Note: the `is_weakly_` versions are equivalent to first converting the DiGraph to undirected using G.undirected(), and then running the undirected equivalents above.

* ***`is_strongly_connected(G)`***   
* ***`strongly_connected_components(G)`***     
* ***`number_strongly_connected_components(G)`***      
* ***`strongly_connected_component_sugraphs(G)`***     


* ***`is_weakly_connected(G)`***   
* ***`weakly_connected_components(G)`***     
* ***`number_weakly_connected_components(G)`***      
* ***`weakly_connected_component_sugraphs(G)`***  

All are analogous to the undirected case   
  

# Networks with scale-free degree distributions
* Let's use the configuration model to generate networks with (approximately) scale-free degree distributions.
* `configuration_model` in NetworkX produces a MultiGraph. Why? We will change that into a regular graph.

Remember, the configuration model takes as input a desired degree sequence. It then spits out a network having that degree sequence. So first, we need to be able to randomly generate degrees following a power-law distribution.

In [38]:
def powerlaw_degree_sequence(n, gamma, k_min):
    """ Implements the method for generating power-law distributed numbers
    from uniformly-distributed numbers described in Clauset et al., 2009,
    appendix D"""
    r = np.random.uniform(0, 1, size=n)
    deg = np.floor((k_min-0.5)*(1.0 - r)**(-1.0/(gamma-1)) + 0.5)
    deg = list(map(int, deg))
    return deg

In [39]:
def sf_net(n,  gamma, k_min):
    deg = powerlaw_degree_sequence(n, gamma, k_min)
    # sum of all degrees must be even.

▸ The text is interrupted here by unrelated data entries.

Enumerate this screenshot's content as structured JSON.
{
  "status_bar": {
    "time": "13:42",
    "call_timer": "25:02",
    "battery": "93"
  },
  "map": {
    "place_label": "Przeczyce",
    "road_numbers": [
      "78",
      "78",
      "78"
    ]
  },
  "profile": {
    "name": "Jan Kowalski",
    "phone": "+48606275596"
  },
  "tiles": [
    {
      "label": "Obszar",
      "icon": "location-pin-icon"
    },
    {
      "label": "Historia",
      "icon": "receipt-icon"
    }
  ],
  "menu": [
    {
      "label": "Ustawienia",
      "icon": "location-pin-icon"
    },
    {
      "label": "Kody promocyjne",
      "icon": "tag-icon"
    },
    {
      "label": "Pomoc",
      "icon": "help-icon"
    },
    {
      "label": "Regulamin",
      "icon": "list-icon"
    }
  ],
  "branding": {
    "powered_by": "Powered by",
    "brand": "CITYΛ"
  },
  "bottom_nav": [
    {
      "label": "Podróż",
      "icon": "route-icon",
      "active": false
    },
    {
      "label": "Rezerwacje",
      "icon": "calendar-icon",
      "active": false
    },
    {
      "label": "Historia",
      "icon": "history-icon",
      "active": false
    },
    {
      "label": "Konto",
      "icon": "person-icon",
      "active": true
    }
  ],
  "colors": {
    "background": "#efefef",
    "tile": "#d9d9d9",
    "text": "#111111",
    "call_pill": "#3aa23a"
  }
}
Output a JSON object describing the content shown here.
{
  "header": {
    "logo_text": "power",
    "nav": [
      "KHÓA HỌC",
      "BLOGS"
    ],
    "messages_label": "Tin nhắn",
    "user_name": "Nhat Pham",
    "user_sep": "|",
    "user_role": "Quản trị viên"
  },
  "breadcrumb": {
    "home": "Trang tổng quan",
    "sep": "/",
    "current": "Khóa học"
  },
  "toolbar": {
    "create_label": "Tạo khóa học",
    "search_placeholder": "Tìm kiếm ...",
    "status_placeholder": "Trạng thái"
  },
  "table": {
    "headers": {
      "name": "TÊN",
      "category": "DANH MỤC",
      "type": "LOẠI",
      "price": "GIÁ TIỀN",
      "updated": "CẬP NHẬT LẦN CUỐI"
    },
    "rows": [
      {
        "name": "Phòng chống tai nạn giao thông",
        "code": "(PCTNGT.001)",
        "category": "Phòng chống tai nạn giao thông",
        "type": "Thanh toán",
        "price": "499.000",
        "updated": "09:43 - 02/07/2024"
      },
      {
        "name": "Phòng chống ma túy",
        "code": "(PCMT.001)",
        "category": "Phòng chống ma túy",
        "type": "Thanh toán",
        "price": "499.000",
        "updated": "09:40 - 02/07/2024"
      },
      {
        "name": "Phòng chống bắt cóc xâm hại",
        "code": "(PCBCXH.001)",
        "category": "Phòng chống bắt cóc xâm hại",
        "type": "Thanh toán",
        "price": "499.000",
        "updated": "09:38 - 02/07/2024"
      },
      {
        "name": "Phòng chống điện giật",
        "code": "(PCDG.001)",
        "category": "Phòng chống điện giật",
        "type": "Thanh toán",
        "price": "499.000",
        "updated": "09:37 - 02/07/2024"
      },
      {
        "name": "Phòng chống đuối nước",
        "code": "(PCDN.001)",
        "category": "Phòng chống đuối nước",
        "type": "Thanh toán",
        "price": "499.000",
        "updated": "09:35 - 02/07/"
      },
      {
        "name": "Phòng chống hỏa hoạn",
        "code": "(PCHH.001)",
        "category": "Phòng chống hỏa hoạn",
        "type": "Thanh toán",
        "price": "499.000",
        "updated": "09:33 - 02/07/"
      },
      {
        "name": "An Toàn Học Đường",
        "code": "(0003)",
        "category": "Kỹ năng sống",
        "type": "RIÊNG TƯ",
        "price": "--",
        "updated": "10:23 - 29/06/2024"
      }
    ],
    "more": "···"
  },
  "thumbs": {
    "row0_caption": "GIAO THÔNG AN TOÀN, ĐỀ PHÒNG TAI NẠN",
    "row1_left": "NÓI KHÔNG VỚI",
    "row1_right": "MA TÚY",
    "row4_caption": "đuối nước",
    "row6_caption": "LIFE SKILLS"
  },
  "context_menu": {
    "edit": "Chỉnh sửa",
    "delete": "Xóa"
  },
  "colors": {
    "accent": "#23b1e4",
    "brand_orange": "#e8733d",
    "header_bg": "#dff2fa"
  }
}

Why is that?
    if sum(deg) % 2 == 1:
        deg[0] += 1
    G = nx.configuration_model(deg)
    H = nx.Graph(G)
    H.remove_edges_from(H.selfloop_edges())
    return H

# Hands-on exercise
* Split into four groups, one each for $\gamma = 2.001, 2.5, 3$, and $3.5$
* All groups should use the above code to generate networks of sizes $10^2 \ldots 10^5$ as before with their chosen scaling exponent. Generate all networks with minimum degree cutoff $k_{min}$= 5

* First, measure the maximum degree of each network $k_{max}$, and then plot kmax in log-log scale as a function of $N$ 
* Next, I want you to plot the average shortest-path distance as a function of $N$ in semi-log scale. 
* Note that for larger networks it will be impossible to measure all pairs shortest paths. As an approximation, you should take a random *sample* of pairs of nodes (src, dest), measure the shortest path length between src and dest, and then take the average. Use 100 random node pairs per network.

* Hint 1: `[np.random.choice(G, size=2, replace=False) for _ in range(100)]` will give you a list of 100 random
node pairs from G
* Hint 2: You will need to run this within one component. Choose the largest. The following code will sort the components from largest to smallest

`components = sorted(components, key=len, reverse=True)`

You can then use the `subgraph` command on the first component (`components[0]`)
* Hint 3: Use `nx.shortest_path_length` and `nx.connected_components`. They are faster than what we've written.